Police advancing on protesters during demonstrations Sunday night, September 17.

Police advancing on protesters during demonstrations Sunday night, September 17.

The American Civil Liberties Union (ACLU) has filed suit against the city of St. Louis for “unlawful and unconstitutional” treatment of protesters opposing the recent acquittal of former police officer Jason Stockley.

The lawsuit was announced in a press release on the ACLU’s website and focuses on what it calls police misconduct using chemical weapons, interfering with videoing of police activity and violating due process during demonstrations Sunday night in which 123 were arrested. Those persons arrested include an undercover policeman infiltrating the demonstrations and members of the media, who were corralled in the fray and detained.

The ACLU press release recounts that protestors and bystanders had chemical weapons used against them without proper protocol. It says police also interfered with people recording police activities in photos and on video.
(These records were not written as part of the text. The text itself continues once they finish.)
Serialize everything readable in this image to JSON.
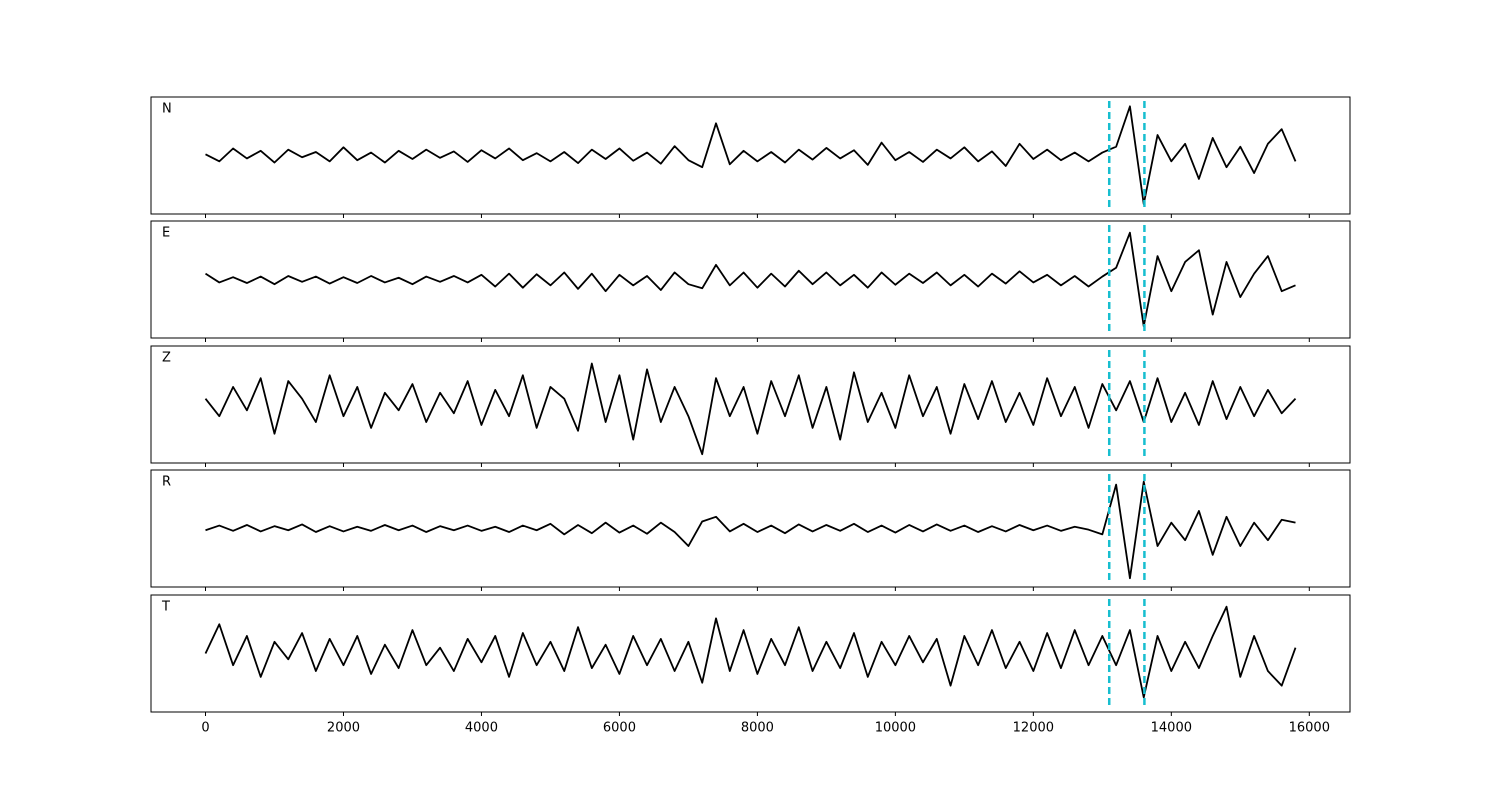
{
  "chart_data": {
    "type": "line",
    "x": [
      0,
      200,
      400,
      600,
      800,
      1000,
      1200,
      1400,
      1600,
      1800,
      2000,
      2200,
      2400,
      2600,
      2800,
      3000,
      3200,
      3400,
      3600,
      3800,
      4000,
      4200,
      4400,
      4600,
      4800,
      5000,
      5200,
      5400,
      5600,
      5800,
      6000,
      6200,
      6400,
      6600,
      6800,
      7000,
      7200,
      7400,
      7600,
      7800,
      8000,
      8200,
      8400,
      8600,
      8800,
      9000,
      9200,
      9400,
      9600,
      9800,
      10000,
      10200,
      10400,
      10600,
      10800,
      11000,
      11200,
      11400,
      11600,
      11800,
      12000,
      12200,
      12400,
      12600,
      12800,
      13000,
      13200,
      13400,
      13600,
      13800,
      14000,
      14200,
      14400,
      14600,
      14800,
      15000,
      15200,
      15400,
      15600,
      15800
    ],
    "xlim": [
      -790,
      16590
    ],
    "xticks": [
      0,
      2000,
      4000,
      6000,
      8000,
      10000,
      12000,
      14000,
      16000
    ],
    "ylim": [
      -1,
      1
    ],
    "vlines": [
      13100,
      13610
    ],
    "vline_color": "#17becf",
    "series": [
      {
        "name": "N",
        "color": "#000000",
        "values": [
          0.02,
          -0.1,
          0.12,
          -0.05,
          0.08,
          -0.12,
          0.1,
          -0.03,
          0.06,
          -0.1,
          0.14,
          -0.08,
          0.05,
          -0.12,
          0.08,
          -0.06,
          0.1,
          -0.04,
          0.07,
          -0.11,
          0.09,
          -0.05,
          0.12,
          -0.08,
          0.04,
          -0.1,
          0.06,
          -0.13,
          0.1,
          -0.06,
          0.12,
          -0.09,
          0.05,
          -0.14,
          0.16,
          -0.08,
          -0.2,
          0.55,
          -0.15,
          0.08,
          -0.1,
          0.06,
          -0.12,
          0.1,
          -0.07,
          0.13,
          -0.05,
          0.09,
          -0.16,
          0.22,
          -0.08,
          0.06,
          -0.11,
          0.1,
          -0.05,
          0.14,
          -0.1,
          0.07,
          -0.18,
          0.2,
          -0.06,
          0.1,
          -0.08,
          0.05,
          -0.1,
          0.05,
          0.15,
          0.84,
          -0.83,
          0.35,
          -0.1,
          0.2,
          -0.4,
          0.3,
          -0.2,
          0.15,
          -0.3,
          0.2,
          0.45,
          -0.1
        ]
      },
      {
        "name": "E",
        "color": "#000000",
        "values": [
          0.1,
          -0.05,
          0.04,
          -0.06,
          0.05,
          -0.08,
          0.06,
          -0.04,
          0.05,
          -0.07,
          0.04,
          -0.06,
          0.06,
          -0.05,
          0.03,
          -0.08,
          0.05,
          -0.04,
          0.06,
          -0.05,
          0.08,
          -0.12,
          0.1,
          -0.14,
          0.09,
          -0.1,
          0.12,
          -0.16,
          0.1,
          -0.2,
          0.08,
          -0.1,
          0.06,
          -0.18,
          0.12,
          -0.08,
          -0.15,
          0.25,
          -0.1,
          0.12,
          -0.14,
          0.1,
          -0.12,
          0.15,
          -0.08,
          0.12,
          -0.1,
          0.08,
          -0.14,
          0.12,
          -0.09,
          0.1,
          -0.06,
          0.12,
          -0.1,
          0.08,
          -0.12,
          0.1,
          -0.07,
          0.14,
          -0.05,
          0.08,
          -0.1,
          0.06,
          -0.12,
          0.05,
          0.2,
          0.8,
          -0.8,
          0.4,
          -0.2,
          0.3,
          0.5,
          -0.6,
          0.3,
          -0.3,
          0.1,
          0.4,
          -0.2,
          -0.1
        ]
      },
      {
        "name": "Z",
        "color": "#000000",
        "values": [
          0.1,
          -0.2,
          0.3,
          -0.1,
          0.45,
          -0.5,
          0.4,
          0.1,
          -0.3,
          0.5,
          -0.2,
          0.3,
          -0.4,
          0.2,
          -0.1,
          0.35,
          -0.3,
          0.2,
          -0.15,
          0.4,
          -0.35,
          0.25,
          -0.2,
          0.5,
          -0.4,
          0.3,
          0.1,
          -0.45,
          0.7,
          -0.3,
          0.5,
          -0.6,
          0.6,
          -0.3,
          0.3,
          -0.2,
          -0.85,
          0.45,
          -0.2,
          0.3,
          -0.5,
          0.4,
          -0.2,
          0.5,
          -0.4,
          0.3,
          -0.6,
          0.55,
          -0.3,
          0.2,
          -0.4,
          0.5,
          -0.2,
          0.3,
          -0.5,
          0.35,
          -0.25,
          0.4,
          -0.3,
          0.2,
          -0.35,
          0.45,
          -0.2,
          0.3,
          -0.4,
          0.35,
          -0.1,
          0.4,
          -0.3,
          0.45,
          -0.3,
          0.2,
          -0.35,
          0.4,
          -0.25,
          0.3,
          -0.2,
          0.25,
          -0.15,
          0.1
        ]
      },
      {
        "name": "R",
        "color": "#000000",
        "values": [
          -0.03,
          0.05,
          -0.04,
          0.06,
          -0.05,
          0.04,
          -0.03,
          0.07,
          -0.06,
          0.04,
          -0.05,
          0.03,
          -0.04,
          0.06,
          -0.03,
          0.05,
          -0.06,
          0.04,
          -0.03,
          0.05,
          -0.04,
          0.03,
          -0.06,
          0.05,
          -0.03,
          0.08,
          -0.1,
          0.06,
          -0.08,
          0.1,
          -0.07,
          0.05,
          -0.09,
          0.1,
          -0.06,
          -0.3,
          0.12,
          0.2,
          -0.05,
          0.08,
          -0.06,
          0.05,
          -0.08,
          0.07,
          -0.05,
          0.06,
          -0.04,
          0.08,
          -0.06,
          0.05,
          -0.07,
          0.06,
          -0.05,
          0.07,
          -0.04,
          0.05,
          -0.06,
          0.04,
          -0.05,
          0.06,
          -0.03,
          0.05,
          -0.04,
          0.03,
          -0.02,
          -0.1,
          0.75,
          -0.85,
          0.8,
          -0.3,
          0.1,
          -0.2,
          0.3,
          -0.45,
          0.2,
          -0.3,
          0.1,
          -0.2,
          0.15,
          0.1
        ]
      },
      {
        "name": "T",
        "color": "#000000",
        "values": [
          0.0,
          0.5,
          -0.2,
          0.3,
          -0.4,
          0.2,
          -0.1,
          0.35,
          -0.3,
          0.25,
          -0.2,
          0.3,
          -0.35,
          0.15,
          -0.25,
          0.4,
          -0.2,
          0.1,
          -0.3,
          0.25,
          -0.15,
          0.3,
          -0.4,
          0.35,
          -0.2,
          0.2,
          -0.3,
          0.45,
          -0.25,
          0.15,
          -0.35,
          0.3,
          -0.2,
          0.25,
          -0.3,
          0.2,
          -0.5,
          0.6,
          -0.3,
          0.4,
          -0.35,
          0.25,
          -0.2,
          0.45,
          -0.3,
          0.2,
          -0.25,
          0.35,
          -0.4,
          0.2,
          -0.2,
          0.3,
          -0.15,
          0.25,
          -0.55,
          0.3,
          -0.2,
          0.4,
          -0.25,
          0.2,
          -0.3,
          0.35,
          -0.25,
          0.4,
          -0.2,
          0.3,
          -0.2,
          0.4,
          -0.75,
          0.3,
          -0.3,
          0.2,
          -0.25,
          0.3,
          0.8,
          -0.4,
          0.3,
          -0.3,
          -0.55,
          0.1
        ]
      }
    ]
  }
}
On Sunday, the release states, police in riot gear “unlawfully detained people – violating their due process rights – when St. Louis Police used a tactic called ‘kettling’ during a protest downtown.”

The lawsuit says, “Without further instruction or warning… police officers surrounded protestors, observers, and members of the press, cutting off all routes of egress — including via any sidewalk — and prohibiting the people trapped inside from leaving.”

Police officers then used chemical agents without warning on those caught in the area.

Officers removed the goggles some people were wearing and “then sprayed those individuals directly in the face,” the suit states.

The lawsuit also states police have ordered people to delete photos and videos from their phones and cameras.

Plaintiffs named in the lawsuit are Maleeha Ahmad and Alison Dreith, both residents of St. Louis.

The plaintiffs are arguing for a court order requiring that protesters disperse “in a constitutional manner” and that the city follow the Constitution in how police act at protests.

“I think everyone deserves the same rights as I do. I just want peace and justice,” said plaintiff Maleeha Ahmad. “If it hadn’t been for my fellow peaceful protestors – strangers who came to my aid – I don’t know how my eyesight would be today.  I would have been left out in the sun, on the ground, with my face burning.”

“St. Louis should be a place where all people feel safe against retaliation from law enforcement, and all should receive due process. We should strive to be a place where every citizen feels supported by the communities we call home. This is the vision that drives us into the streets and inspires us to hold our leaders accountable when they betray our values,” said plaintiff Alison Dreith.

Both plaintiffs state that they were pepper sprayed by police without warning on September 15.